志村:写真がすごくカッコいいので、稲葉さんの魅力をたっぷりと感じてもらえると思います。

江村:カメラマンは、所沢の撮影が平野タカシさんで横須賀の撮影を中野敬之さんにお願いしました。平野さんにはコンセプチュアルに稲葉さんのカッコよさをメインで撮ってもらい、一方、中野さんには普段の稲葉さんの雰囲気に近いラフなイメージで撮っていただきました。

――特装版に先駆けて発売された「SINGLE & SOLO SELECTION」とは掲載されている写真が全く違いますね。

江村:最初は特装版だけ作る予定でしたが、稲葉さんに今回の作品集を広く一般の方にも届けたいという思いがあることを知り、急きょ「SINGLE & SOLO SELECTION」を発売した流れになります。おかげさまで「SINGLE & SOLO SELECTION」も発売4日で重版が決まりました。特装版からセレクションした書籍という位置付けですが、それぞれ別の撮り下ろしカットを掲載して、どちらも楽しめるようにしています。

志村:両方買われたという方も多いんじゃないですかね。特装版は保存用にして、毎日読みたい人はセレクション版を読むとかもいいかもしれません。

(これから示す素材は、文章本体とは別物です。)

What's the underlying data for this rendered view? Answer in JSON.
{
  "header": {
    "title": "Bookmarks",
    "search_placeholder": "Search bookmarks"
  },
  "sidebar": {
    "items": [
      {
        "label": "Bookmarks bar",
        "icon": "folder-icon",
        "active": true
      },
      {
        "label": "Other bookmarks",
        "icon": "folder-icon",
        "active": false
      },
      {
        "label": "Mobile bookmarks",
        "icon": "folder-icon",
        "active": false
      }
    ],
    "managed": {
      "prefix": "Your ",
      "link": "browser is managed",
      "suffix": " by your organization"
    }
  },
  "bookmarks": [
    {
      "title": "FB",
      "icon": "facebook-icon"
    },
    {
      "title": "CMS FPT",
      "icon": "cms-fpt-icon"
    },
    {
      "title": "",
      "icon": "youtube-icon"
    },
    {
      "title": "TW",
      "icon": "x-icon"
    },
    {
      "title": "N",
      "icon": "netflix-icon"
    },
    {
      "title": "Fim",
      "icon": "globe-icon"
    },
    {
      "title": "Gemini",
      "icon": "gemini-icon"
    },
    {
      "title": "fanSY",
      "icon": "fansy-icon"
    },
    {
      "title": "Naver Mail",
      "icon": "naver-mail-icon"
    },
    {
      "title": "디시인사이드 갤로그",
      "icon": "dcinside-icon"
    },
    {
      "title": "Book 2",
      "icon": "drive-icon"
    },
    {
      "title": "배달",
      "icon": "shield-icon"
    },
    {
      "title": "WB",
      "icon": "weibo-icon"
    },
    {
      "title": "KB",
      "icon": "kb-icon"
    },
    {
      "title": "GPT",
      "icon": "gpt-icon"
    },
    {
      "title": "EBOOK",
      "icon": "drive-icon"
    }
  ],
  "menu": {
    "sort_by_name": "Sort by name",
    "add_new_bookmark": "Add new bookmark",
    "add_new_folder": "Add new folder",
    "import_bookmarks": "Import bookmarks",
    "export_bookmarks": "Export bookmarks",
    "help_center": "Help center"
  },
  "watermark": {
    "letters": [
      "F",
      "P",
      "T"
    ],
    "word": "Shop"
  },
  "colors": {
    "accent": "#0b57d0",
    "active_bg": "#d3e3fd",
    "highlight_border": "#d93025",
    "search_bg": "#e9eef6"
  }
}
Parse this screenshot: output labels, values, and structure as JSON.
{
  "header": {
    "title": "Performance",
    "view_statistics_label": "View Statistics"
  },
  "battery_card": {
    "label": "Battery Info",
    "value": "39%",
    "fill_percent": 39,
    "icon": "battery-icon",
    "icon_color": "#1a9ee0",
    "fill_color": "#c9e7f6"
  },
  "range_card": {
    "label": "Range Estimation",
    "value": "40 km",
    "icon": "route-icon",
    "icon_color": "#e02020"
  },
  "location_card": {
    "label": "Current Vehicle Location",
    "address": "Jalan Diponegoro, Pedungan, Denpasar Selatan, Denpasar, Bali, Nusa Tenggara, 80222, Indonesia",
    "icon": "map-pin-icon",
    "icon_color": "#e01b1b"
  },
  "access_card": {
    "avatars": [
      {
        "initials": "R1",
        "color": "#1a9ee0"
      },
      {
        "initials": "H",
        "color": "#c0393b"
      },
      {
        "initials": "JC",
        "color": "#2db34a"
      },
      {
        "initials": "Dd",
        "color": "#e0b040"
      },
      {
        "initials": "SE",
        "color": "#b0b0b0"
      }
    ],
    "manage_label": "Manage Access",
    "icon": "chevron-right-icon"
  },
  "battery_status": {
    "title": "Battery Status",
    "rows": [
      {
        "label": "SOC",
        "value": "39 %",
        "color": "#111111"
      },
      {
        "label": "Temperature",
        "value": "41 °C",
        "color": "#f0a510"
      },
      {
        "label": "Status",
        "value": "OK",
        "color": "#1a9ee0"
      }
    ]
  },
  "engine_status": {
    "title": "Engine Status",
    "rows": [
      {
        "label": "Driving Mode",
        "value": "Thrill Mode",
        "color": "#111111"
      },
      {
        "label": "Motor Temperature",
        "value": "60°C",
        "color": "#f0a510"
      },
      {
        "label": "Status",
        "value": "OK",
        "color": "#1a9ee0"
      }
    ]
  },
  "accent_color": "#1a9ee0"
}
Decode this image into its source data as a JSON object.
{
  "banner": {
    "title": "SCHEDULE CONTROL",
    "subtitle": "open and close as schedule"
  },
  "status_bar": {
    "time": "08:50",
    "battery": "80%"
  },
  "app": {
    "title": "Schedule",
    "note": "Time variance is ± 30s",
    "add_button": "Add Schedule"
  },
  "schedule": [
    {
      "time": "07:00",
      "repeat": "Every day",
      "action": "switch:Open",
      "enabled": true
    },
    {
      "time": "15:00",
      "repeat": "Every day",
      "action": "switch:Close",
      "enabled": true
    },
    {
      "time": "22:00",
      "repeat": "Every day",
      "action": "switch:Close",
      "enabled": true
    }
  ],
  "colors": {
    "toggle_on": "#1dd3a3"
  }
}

江村:特装版は資材調達や制作工程の都合上、2月末で予約を締め切らせていただいたんですが、その後もたくさんお問い合わせをいただきました。特装版は残念ながらこれから購入することはできないのですが、「SINGLE & SOLO SELECTION」は特装版のエッセンスを凝縮していますので、ぜひそちらを書店で手に取ってシアンの世界をのぞいてもらえたらと思います。